Other lawmakers introduced bills to limit the price of COVID-19 treatments and vaccines. Rep. Janice Schakowsky (D-IL) and Sen. Elizabeth Warren (D-MA) introduced a pair of bills in June that would establish an office to ensure pharma companies provide COVID-19 drugs and other products to “federal, state, local and native health programs at no cost, and to consumers in the commercial market and other international entities at cost.”
Political pressure around drug prices has historically been a drag on pharma’s reputation. While such pressure is rarely easy to parry, the companies who have done so effectively have both explained and attempted to address systemic issues that contribute to high drug prices.
“The math may be complicated, but the fundamental arguments are not,” Reid notes. “What patients are paying out-of-pocket is related to questions about insurance companies and their benefit design. That’s how we end up having a lot of finger-pointing and talk about middlemen.”
He adds that if pharma has failed in this effort, it hasn’t been for a lack of trying. “There has been an extensive effort to educate stakeholders, policymakers and journalists about how the system interacts,” he continues. “If it’s not affordable to patients, then there’s a breakdown in the system. Explaining systemic issues is really the holy grail.”

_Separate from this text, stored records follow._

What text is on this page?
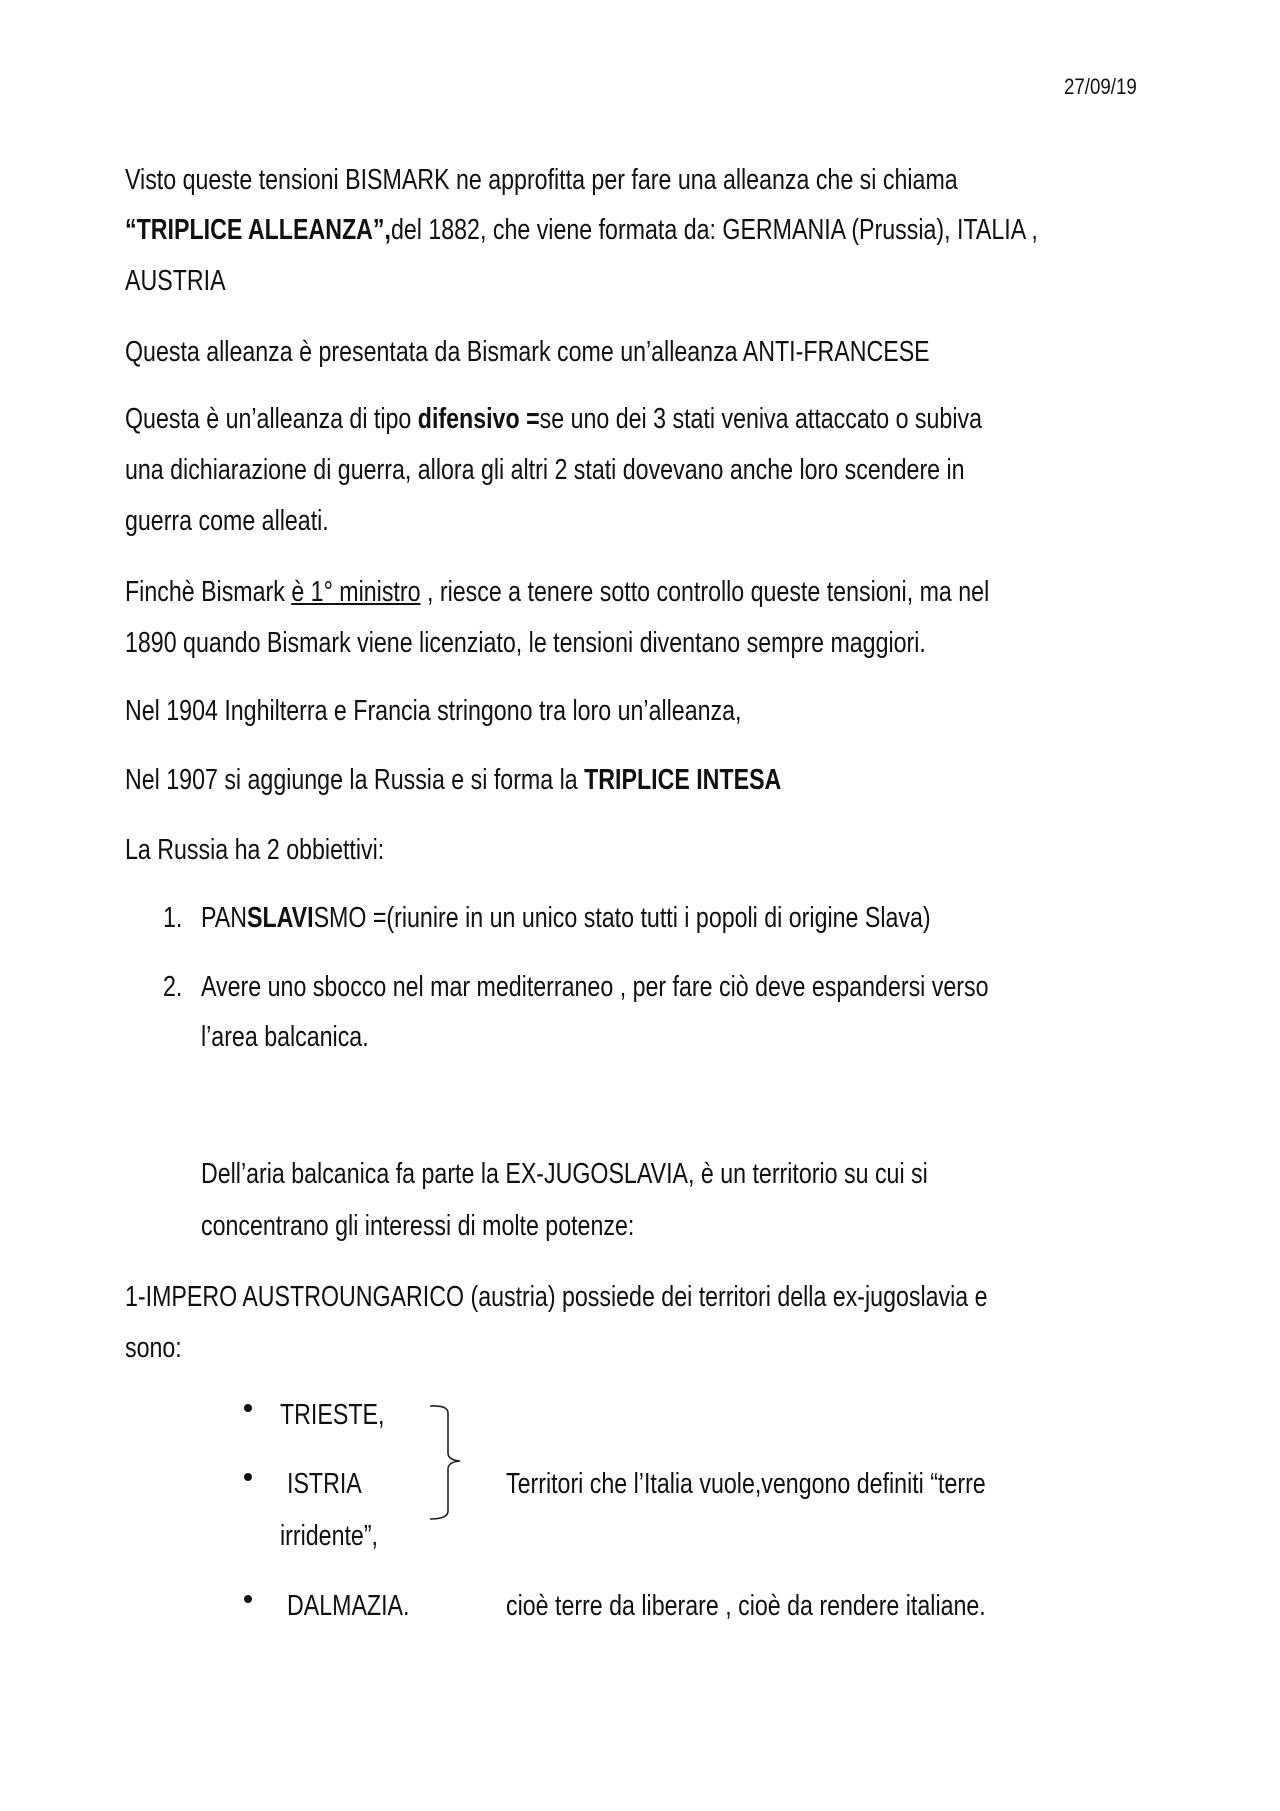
27/09/19
Visto queste tensioni BISMARK ne approfitta per fare una alleanza che si chiama
“TRIPLICE ALLEANZA”,del 1882, che viene formata da: GERMANIA (Prussia), ITALIA ,
AUSTRIA
Questa alleanza è presentata da Bismark come un’alleanza ANTI-FRANCESE
Questa è un’alleanza di tipo difensivo =se uno dei 3 stati veniva attaccato o subiva
una dichiarazione di guerra, allora gli altri 2 stati dovevano anche loro scendere in
guerra come alleati.
Finchè Bismark è 1° ministro , riesce a tenere sotto controllo queste tensioni, ma nel
1890 quando Bismark viene licenziato, le tensioni diventano sempre maggiori.
Nel 1904 Inghilterra e Francia stringono tra loro un’alleanza,
Nel 1907 si aggiunge la Russia e si forma la TRIPLICE INTESA
La Russia ha 2 obbiettivi:
1. PANSLAVISMO =(riunire in un unico stato tutti i popoli di origine Slava)
2. Avere uno sbocco nel mar mediterraneo , per fare ciò deve espandersi verso
l’area balcanica.
Dell’aria balcanica fa parte la EX-JUGOSLAVIA, è un territorio su cui si
concentrano gli interessi di molte potenze:
1-IMPERO AUSTROUNGARICO (austria) possiede dei territori della ex-jugoslavia e
sono:
TRIESTE,
ISTRIA
irridente”,
DALMAZIA.
Territori che l’Italia vuole,vengono definiti “terre
cioè terre da liberare , cioè da rendere italiane.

Which brings us back to the reputational damage wrought by high drug prices. Although patients rarely end up paying list price for their drugs, the optics of such large price tags have proven detrimental in the past — and they aren’t going to get any better amid a global pandemic.
During the first half of 2020, pharma impressed at least some of the naysayers. Between January and May, the industry’s reputation spiked by 20 percentage points, up to 60% positive overall, according to The Harris Poll.

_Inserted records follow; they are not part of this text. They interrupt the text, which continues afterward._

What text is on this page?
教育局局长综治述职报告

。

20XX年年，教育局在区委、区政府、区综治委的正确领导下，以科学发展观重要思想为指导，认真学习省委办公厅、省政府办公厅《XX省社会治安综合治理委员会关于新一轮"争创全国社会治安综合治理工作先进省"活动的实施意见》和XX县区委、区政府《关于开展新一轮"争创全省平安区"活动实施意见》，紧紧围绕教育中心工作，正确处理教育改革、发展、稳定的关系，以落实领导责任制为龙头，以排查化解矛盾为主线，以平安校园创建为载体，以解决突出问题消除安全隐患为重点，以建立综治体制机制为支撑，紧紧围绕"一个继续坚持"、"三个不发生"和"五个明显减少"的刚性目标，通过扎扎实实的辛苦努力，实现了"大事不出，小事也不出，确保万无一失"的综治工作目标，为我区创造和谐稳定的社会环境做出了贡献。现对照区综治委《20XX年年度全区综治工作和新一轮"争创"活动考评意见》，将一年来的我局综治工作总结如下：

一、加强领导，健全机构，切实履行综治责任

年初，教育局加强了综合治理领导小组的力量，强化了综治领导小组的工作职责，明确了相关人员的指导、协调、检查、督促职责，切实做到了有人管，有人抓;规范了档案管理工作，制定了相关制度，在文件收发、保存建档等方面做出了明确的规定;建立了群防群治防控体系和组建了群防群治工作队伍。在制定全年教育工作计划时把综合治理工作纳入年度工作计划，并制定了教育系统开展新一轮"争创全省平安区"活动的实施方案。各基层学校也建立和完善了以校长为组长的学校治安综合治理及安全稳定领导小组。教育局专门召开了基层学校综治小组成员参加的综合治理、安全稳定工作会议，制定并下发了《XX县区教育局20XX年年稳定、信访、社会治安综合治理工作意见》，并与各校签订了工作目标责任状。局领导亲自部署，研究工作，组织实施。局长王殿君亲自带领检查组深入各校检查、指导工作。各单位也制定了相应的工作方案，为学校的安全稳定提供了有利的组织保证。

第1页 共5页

The surge had everything to do with the pandemic. According to the May poll, 70% of respondents said their view of the industry was bolstered by its response to the coronavirus pandemic, 57% noted the industry’s efforts toward developing a vaccine and 56% pointed to the work around treatments and testing.
But those gains could prove fleeting if pharma botches the pricing conversations likely to follow in the wake of Gilead’s experience with remdesivir. As therapeutics and vaccines move closer to market, demands around pricing will inevitably make their way into the news cycle. Should companies price these products ambitiously or fail to transparently disclose the factors that influenced their decision-making, it could all be for naught.
However, pharma is riding high for now. “The actual viral pandemic plays into the industry’s strengths,” Reid says.
“We’re developing drugs. This is what we do and this is where we shine.”